Amanda Creamer created CLOUDS as a personal photo project – a collection containing 134 pages of images of clouds that she photographed over the past 9 years. Seeing and capturing clouds with her camera became one way to cope with severe, life-long mental health struggles.

Growing up, Bryce Evans dealt with depression and anxiety. He founded The One Project which teaches about using photography for mental health. He knows humans are hard wired for connections. The One Project has evolved into a mental health community that uses photography to reconnect with your intuition and develop healthy habits that are free of stigma, judgement, fear and negative narratives.

“Your mental health often shifts you towards negative thought patterns.
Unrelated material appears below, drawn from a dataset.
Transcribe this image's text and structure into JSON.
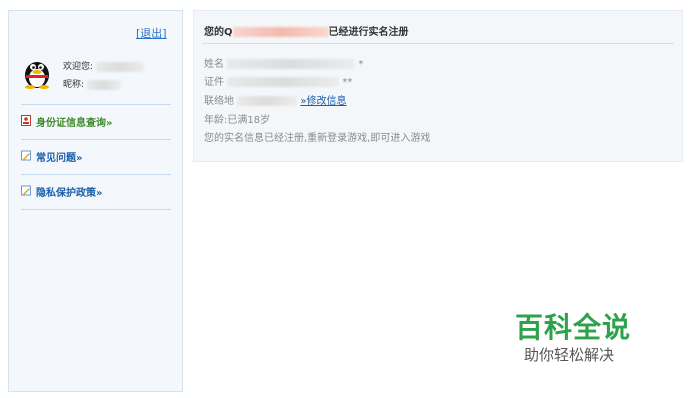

But photography opens you up to positive perspectives and healing,” says Evans. The entire process of photography—from choosing a subject matter to discovering new angles to manipulating light—requires absolute focus. This very process of observing, by nature, is a meditative task that draws you into a peaceful state. In this sense, photography isn’t just like mindfulness, it is mindfulness.


  • Carefully choose what you want to photograph, thoughtfully decide what you want to focus on and what you will leave out of the frame.
  • Change up your subject matter. Change the location, time of day, even different kinds of photography – black and white or play with the color. Try long landscape shots and macro-photography.
  • Use photography as a form of self expression. Try to capture images that reflect your current emotions. Or look for something that is the exact opposite of your current emotional state.